Professor earns prestigious NEH grant

Author: Julia Woock
February 27, 2023

Anthea Kraut, a UCR professor of dance, is researching the uncredited labor of stand-in dancers known as “dance-ins” and ways they contributed to the film industry’s upholding of white supremacy during the Golden Age of musicals in Hollywood.

In December 2022, she received a $60,000 grant from the National Endowment for the Humanities, or NEH, to support this research. Also last year, she earned a competitive fellowship from the John Simon Guggenheim Memorial Foundation. 

Anthea Kraut (UCR)

Kraut uses the term “corporeal ecosystem” to describe the ways Hollywood’s studio system relied on hierarchical and often parasitical relationships between stars, choreographers, and dance-ins to construct glorified images of white movie stars while concealing the racialized and gendered labor of those who worked behind the camera and without credit.

“Hollywood stars in the mid-20th century were overwhelmingly white, but there were many multiracial dancers who were present behind the scenes and who helped shape the bodies of white stars” said Kraut, a critical dance studies professor. The NEH grant will allow her to work on her third book.

Who and what were “dance-ins?”

A dance-in, or a dancing stand-in, is comparable to an actor’s stand-in, but instead of standing on a mark, a dance-in rehearses the choreography for an actor during dance numbers while lights are being set and cameras being focused. In most cases, dance-ins were far more experienced dancers than the stars featured in the film. Because they are less visible than even a “dance double,” who replaces a star’s body on film, dance-ins are almost completely forgotten participants in the creation of dance on screen.

“In many cases, dance-ins also functioned as assistant choreographers and coaches to stars,” Kraut said. “Dance-ins thus not only rehearsed in place of a star but also helped shape the star’s dancing body.
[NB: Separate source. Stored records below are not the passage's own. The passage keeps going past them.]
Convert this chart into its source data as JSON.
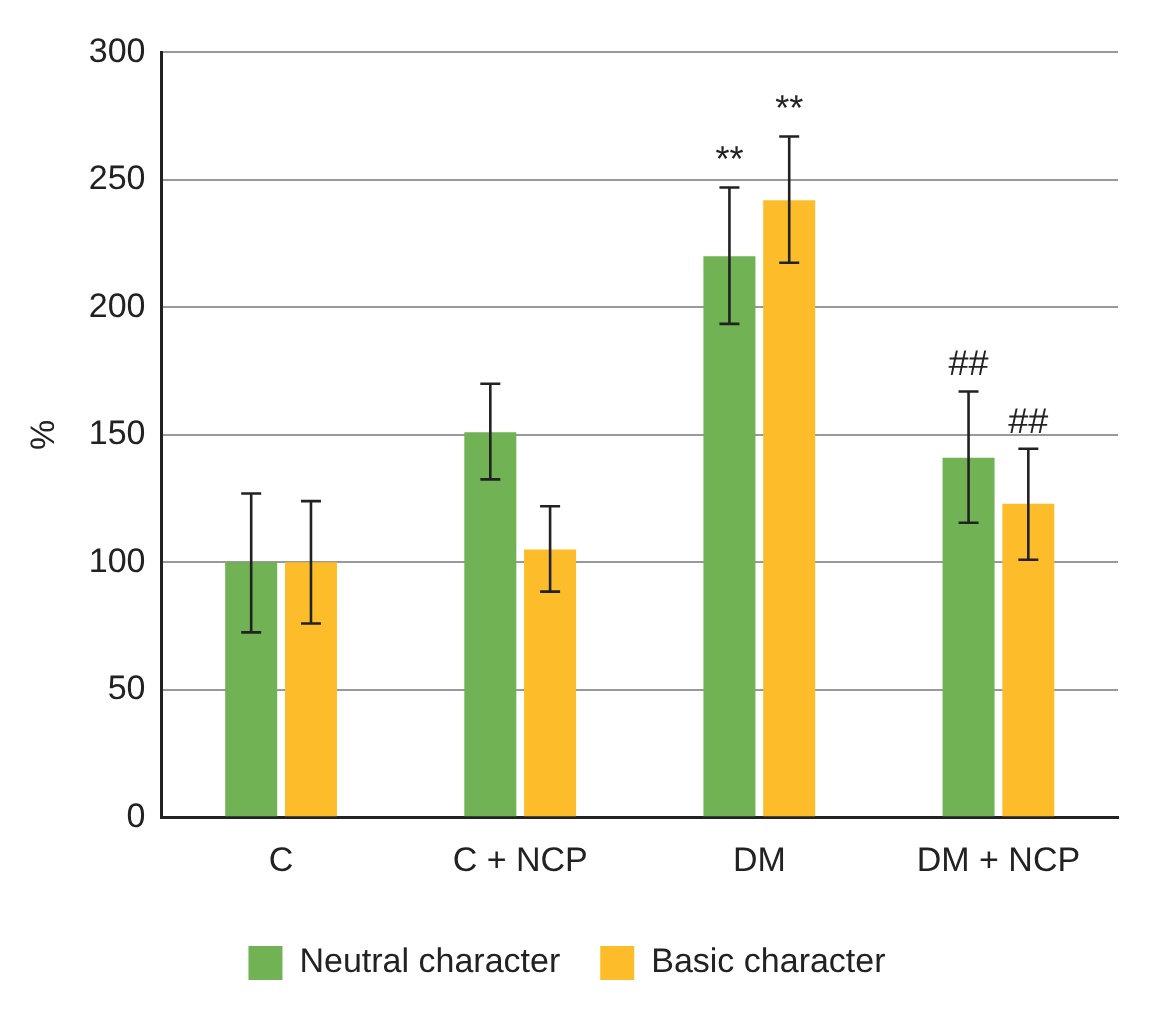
{
  "chart_data": {
    "type": "bar",
    "ylabel": "%",
    "categories": [
      "C",
      "C + NCP",
      "DM",
      "DM + NCP"
    ],
    "series": [
      {
        "name": "Neutral character",
        "color": "#70b254",
        "values": [
          100,
          151,
          220,
          141
        ],
        "errors": [
          [
            72.5,
            127
          ],
          [
            132.5,
            170
          ],
          [
            193.5,
            247
          ],
          [
            115.5,
            167
          ]
        ]
      },
      {
        "name": "Basic character",
        "color": "#fdbd2a",
        "values": [
          100,
          105,
          242,
          123
        ],
        "errors": [
          [
            76,
            124
          ],
          [
            88.5,
            122
          ],
          [
            217.5,
            267
          ],
          [
            101,
            144.5
          ]
        ]
      }
    ],
    "annotations": [
      "**",
      "**",
      "##",
      "##"
    ],
    "ylim": [
      0,
      300
    ],
    "yticks": [
      0,
      50,
      100,
      150,
      200,
      250,
      300
    ],
    "grid": "y",
    "legend": "bottom"
  }
}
In some cases, in fact, stars were merely copying their dance-ins when they learned the film choreography.”

“My argument is that the image of the star's dancing body that we see on screen actually contains the traces of the unseen figures who preceded and danced in place of the star,” Kraut said. “Accounting for intermediary figures like dance-ins who are neither official choreographers nor on-screen performers should complicate our understanding of how images of bodies are created, how white star bodies come to be perceived as ‘original’ and ‘singular,’ and how dance is reproduced more generally.”

The grant is a great honor, she said, and will allow her to take a year away from her departmental and teaching duties. 

“Time to write is the most glorious gift in the world,” she said.